Despair not of the Mercy of Allah, for Allah forgives all sins, for He is Oft-Forgiving, Most Merciful. Turn ye to your Lord (in repentance) and bow to His (Will), before the Penalty comes on you: After that ye shall not be helped.
And follow the best of (the courses) revealed to you from your Lord, before the Penalty comes on you - of a sudden, while ye perceive not!" Islam is simple surrender to the Will of God. I was told once not to read the Holy Quran because it was a dangerous book. I learned by my own experience that the Holy Quran is the most dangerous book in existence. No one can read it and experience the simple Truth and submission to God that it conveys without having his or her life changed.

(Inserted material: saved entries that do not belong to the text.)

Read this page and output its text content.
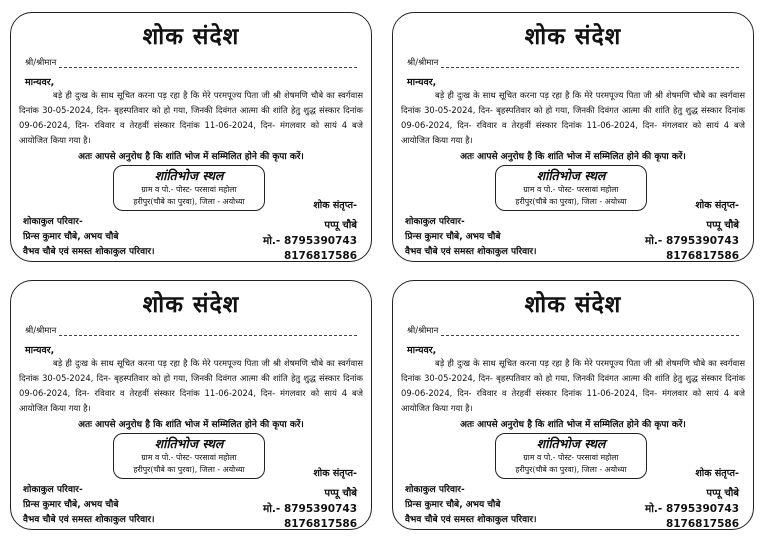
शोक संदेश
श्री/श्रीमान
मान्यवर,
बड़े ही दुःख के साथ सूचित करना पड़ रहा है कि मेरे परमपूज्य पिता जी श्री शेषमणि चौबे का स्वर्गवास दिनांक 30-05-2024, दिन- बृहस्पतिवार को हो गया, जिनकी दिवंगत आत्मा की शांति हेतु शुद्ध संस्कार दिनांक 09-06-2024, दिन- रविवार व तेरहवीं संस्कार दिनांक 11-06-2024, दिन- मंगलवार को सायं 4 बजे आयोजित किया गया है।
अतः आपसे अनुरोध है कि शांति भोज में सम्मिलित होने की कृपा करें।
शांतिभोज स्थल
ग्राम व पो.- पोस्ट- परसावां महोला
हरीपुर(चौबे का पुरवा), जिला - अयोध्या
शोकाकुल परिवार-
प्रिन्स कुमार चौबे, अभय चौबे
वैभव चौबे एवं समस्त शोकाकुल परिवार।
शोक संतृप्त-
पप्पू चौबे
मो.- 8795390743
8176817586
शोक संदेश
श्री/श्रीमान
मान्यवर,
बड़े ही दुःख के साथ सूचित करना पड़ रहा है कि मेरे परमपूज्य पिता जी श्री शेषमणि चौबे का स्वर्गवास दिनांक 30-05-2024, दिन- बृहस्पतिवार को हो गया, जिनकी दिवंगत आत्मा की शांति हेतु शुद्ध संस्कार दिनांक 09-06-2024, दिन- रविवार व तेरहवीं संस्कार दिनांक 11-06-2024, दिन- मंगलवार को सायं 4 बजे आयोजित किया गया है।
अतः आपसे अनुरोध है कि शांति भोज में सम्मिलित होने की कृपा करें।
शांतिभोज स्थल
ग्राम व पो.- पोस्ट- परसावां महोला
हरीपुर(चौबे का पुरवा), जिला - अयोध्या
शोकाकुल परिवार-
प्रिन्स कुमार चौबे, अभय चौबे
वैभव चौबे एवं समस्त शोकाकुल परिवार।
शोक संतृप्त-
पप्पू चौबे
मो.- 8795390743
8176817586
शोक संदेश
श्री/श्रीमान
मान्यवर,
बड़े ही दुःख के साथ सूचित करना पड़ रहा है कि मेरे परमपूज्य पिता जी श्री शेषमणि चौबे का स्वर्गवास दिनांक 30-05-2024, दिन- बृहस्पतिवार को हो गया, जिनकी दिवंगत आत्मा की शांति हेतु शुद्ध संस्कार दिनांक 09-06-2024, दिन- रविवार व तेरहवीं संस्कार दिनांक 11-06-2024, दिन- मंगलवार को सायं 4 बजे आयोजित किया गया है।
अतः आपसे अनुरोध है कि शांति भोज में सम्मिलित होने की कृपा करें।
शांतिभोज स्थल
ग्राम व पो.- पोस्ट- परसावां महोला
हरीपुर(चौबे का पुरवा), जिला - अयोध्या
शोकाकुल परिवार-
प्रिन्स कुमार चौबे, अभय चौबे
वैभव चौबे एवं समस्त शोकाकुल परिवार।
शोक संतृप्त-
पप्पू चौबे
मो.- 8795390743
8176817586
शोक संदेश
श्री/श्रीमान
मान्यवर,
बड़े ही दुःख के साथ सूचित करना पड़ रहा है कि मेरे परमपूज्य पिता जी श्री शेषमणि चौबे का स्वर्गवास दिनांक 30-05-2024, दिन- बृहस्पतिवार को हो गया, जिनकी दिवंगत आत्मा की शांति हेतु शुद्ध संस्कार दिनांक 09-06-2024, दिन- रविवार व तेरहवीं संस्कार दिनांक 11-06-2024, दिन- मंगलवार को सायं 4 बजे आयोजित किया गया है।
अतः आपसे अनुरोध है कि शांति भोज में सम्मिलित होने की कृपा करें।
शांतिभोज स्थल
ग्राम व पो.- पोस्ट- परसावां महोला
हरीपुर(चौबे का पुरवा), जिला - अयोध्या
शोकाकुल परिवार-
प्रिन्स कुमार चौबे, अभय चौबे
वैभव चौबे एवं समस्त शोकाकुल परिवार।
शोक संतृप्त-
पप्पू चौबे
मो.- 8795390743
8176817586
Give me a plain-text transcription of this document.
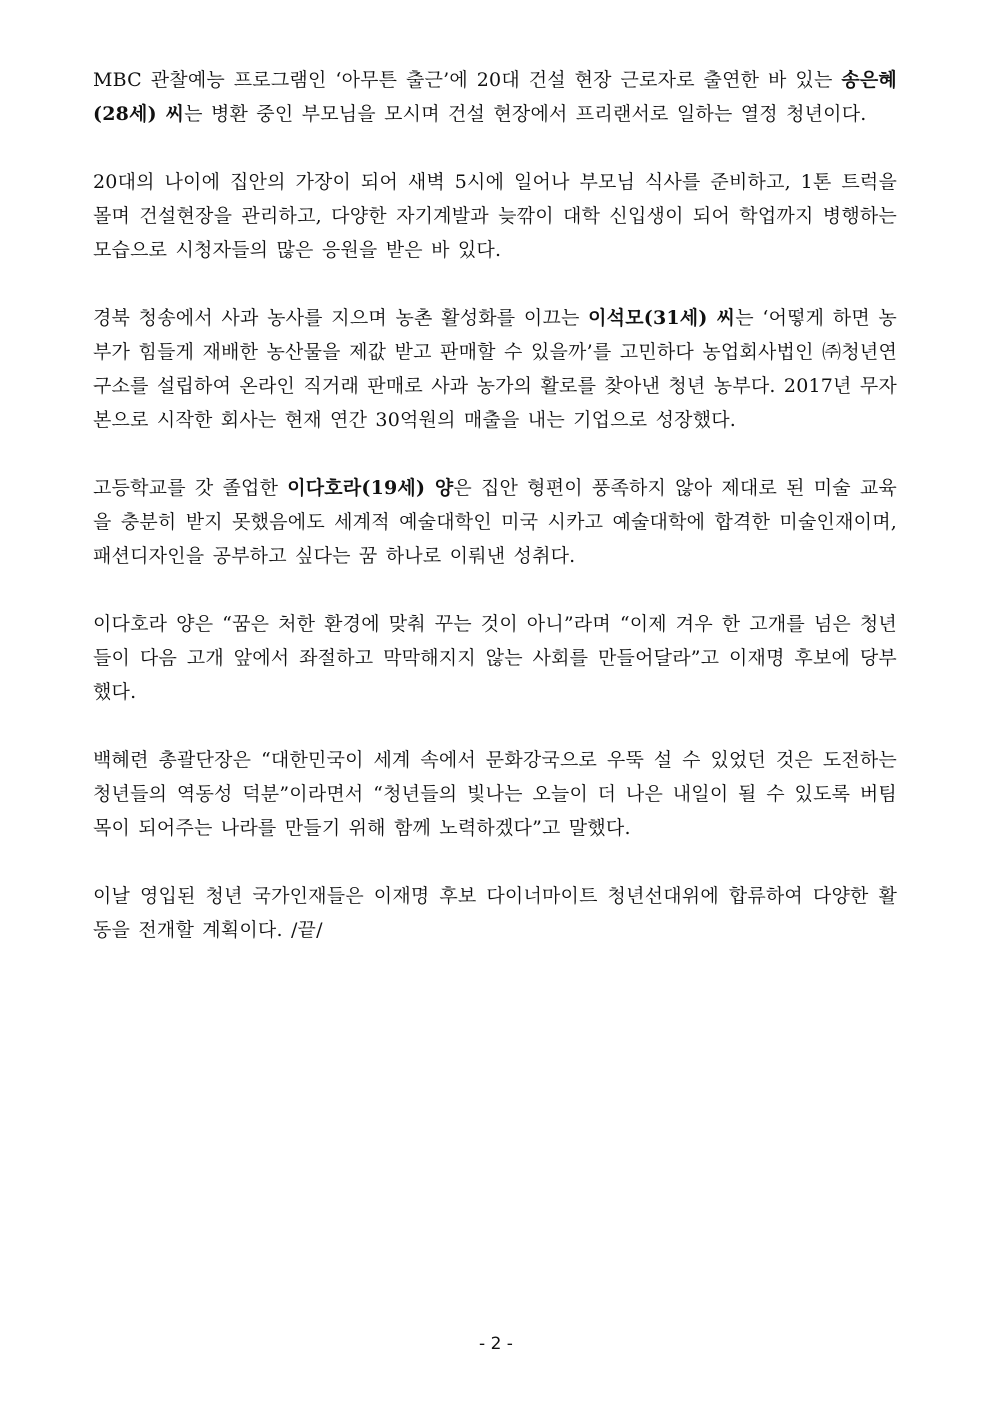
MBC 관찰예능 프로그램인 ‘아무튼 출근’에 20대 건설 현장 근로자로 출연한 바 있는 송은혜(28세) 씨는 병환 중인 부모님을 모시며 건설 현장에서 프리랜서로 일하는 열정 청년이다.

20대의 나이에 집안의 가장이 되어 새벽 5시에 일어나 부모님 식사를 준비하고, 1톤 트럭을 몰며 건설현장을 관리하고, 다양한 자기계발과 늦깎이 대학 신입생이 되어 학업까지 병행하는 모습으로 시청자들의 많은 응원을 받은 바 있다.

경북 청송에서 사과 농사를 지으며 농촌 활성화를 이끄는 이석모(31세) 씨는 ‘어떻게 하면 농부가 힘들게 재배한 농산물을 제값 받고 판매할 수 있을까’를 고민하다 농업회사법인 ㈜청년연구소를 설립하여 온라인 직거래 판매로 사과 농가의 활로를 찾아낸 청년 농부다. 2017년 무자본으로 시작한 회사는 현재 연간 30억원의 매출을 내는 기업으로 성장했다.

고등학교를 갓 졸업한 이다호라(19세) 양은 집안 형편이 풍족하지 않아 제대로 된 미술 교육을 충분히 받지 못했음에도 세계적 예술대학인 미국 시카고 예술대학에 합격한 미술인재이며, 패션디자인을 공부하고 싶다는 꿈 하나로 이뤄낸 성취다.

이다호라 양은 “꿈은 처한 환경에 맞춰 꾸는 것이 아니”라며 “이제 겨우 한 고개를 넘은 청년들이 다음 고개 앞에서 좌절하고 막막해지지 않는 사회를 만들어달라”고 이재명 후보에 당부했다.

백혜련 총괄단장은 “대한민국이 세계 속에서 문화강국으로 우뚝 설 수 있었던 것은 도전하는 청년들의 역동성 덕분”이라면서 “청년들의 빛나는 오늘이 더 나은 내일이 될 수 있도록 버팀목이 되어주는 나라를 만들기 위해 함께 노력하겠다”고 말했다.

이날 영입된 청년 국가인재들은 이재명 후보 다이너마이트 청년선대위에 합류하여 다양한 활동을 전개할 계획이다. /끝/

- 2 -
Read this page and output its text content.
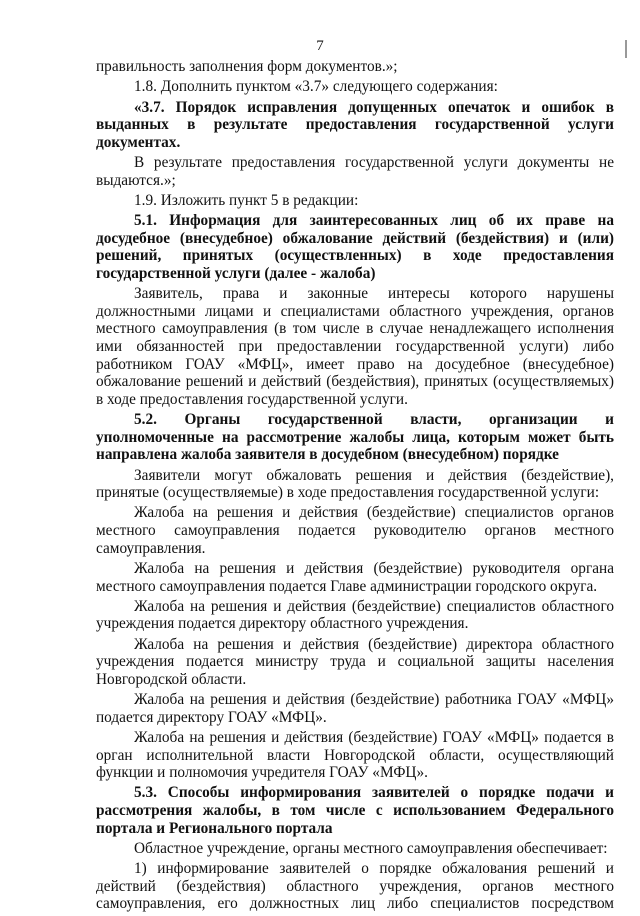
7

правильность заполнения форм документов.»;

1.8. Дополнить пунктом «3.7» следующего содержания:

«3.7. Порядок исправления допущенных опечаток и ошибок в выданных в результате предоставления государственной услуги документах.

В результате предоставления государственной услуги документы не выдаются.»;

1.9. Изложить пункт 5 в редакции:

5.1. Информация для заинтересованных лиц об их праве на досудебное (внесудебное) обжалование действий (бездействия) и (или) решений, принятых (осуществленных) в ходе предоставления государственной услуги (далее - жалоба)

Заявитель, права и законные интересы которого нарушены должностными лицами и специалистами областного учреждения, органов местного самоуправления (в том числе в случае ненадлежащего исполнения ими обязанностей при предоставлении государственной услуги) либо работником ГОАУ «МФЦ», имеет право на досудебное (внесудебное) обжалование решений и действий (бездействия), принятых (осуществляемых) в ходе предоставления государственной услуги.

5.2. Органы государственной власти, организации и уполномоченные на рассмотрение жалобы лица, которым может быть направлена жалоба заявителя в досудебном (внесудебном) порядке

Заявители могут обжаловать решения и действия (бездействие), принятые (осуществляемые) в ходе предоставления государственной услуги:

Жалоба на решения и действия (бездействие) специалистов органов местного самоуправления подается руководителю органов местного самоуправления.

Жалоба на решения и действия (бездействие) руководителя органа местного самоуправления подается Главе администрации городского округа.

Жалоба на решения и действия (бездействие) специалистов областного учреждения подается директору областного учреждения.

Жалоба на решения и действия (бездействие) директора областного учреждения подается министру труда и социальной защиты населения Новгородской области.

Жалоба на решения и действия (бездействие) работника ГОАУ «МФЦ» подается директору ГОАУ «МФЦ».

Жалоба на решения и действия (бездействие) ГОАУ «МФЦ» подается в орган исполнительной власти Новгородской области, осуществляющий функции и полномочия учредителя ГОАУ «МФЦ».

5.3. Способы информирования заявителей о порядке подачи и рассмотрения жалобы, в том числе с использованием Федерального портала и Регионального портала

Областное учреждение, органы местного самоуправления обеспечивает:

1) информирование заявителей о порядке обжалования решений и действий (бездействия) областного учреждения, органов местного самоуправления, его должностных лиц либо специалистов посредством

It is the Word of God. That is the reason that although I will always choose Faith over doctrine, I still choose to follow Islam. In the same way that a good tool makes our work easier and better, a good religion makes it easier to act well. A bad tool just doesn't do the job. We all serve God. Some of us do so well and willingly, others either poorly or without understanding. Willing service will always be rewarded. In the universe that God created, everything contributes to God's plan.
Even the rebellions and thoughtless acts that we and others commit, though they result in pain and suffering that should not have occurred, are incapable of making creation deviate from the end that God has intended since the beginning.
God knew what we would do before the beginning. There is a Best Path that leads us directly from where we are to where God wants us to be. The first surah says: "In the name of Allah, Most Gracious, Most Merciful. Praise be to Allah, the Cherisher and Sustainer of the worlds; Most Gracious, Most Merciful; Master of the Day of Judgment.
Thee do we worship, and Thine aid we seek. Show us the straight way, the way of those on whom Thou hast bestowed Thy Grace, those whose (portion) is not wrath, and who go not astray." Islam is the Straight Path. The words and meaning of the Holy Quran give the best guidance. Surah 6:153 teaches: "Verily this is My Way, leading straight. Follow it; follow not (other) paths; they will scatter you about from His (great) Path; thus doth He command you, that ye may be righteous."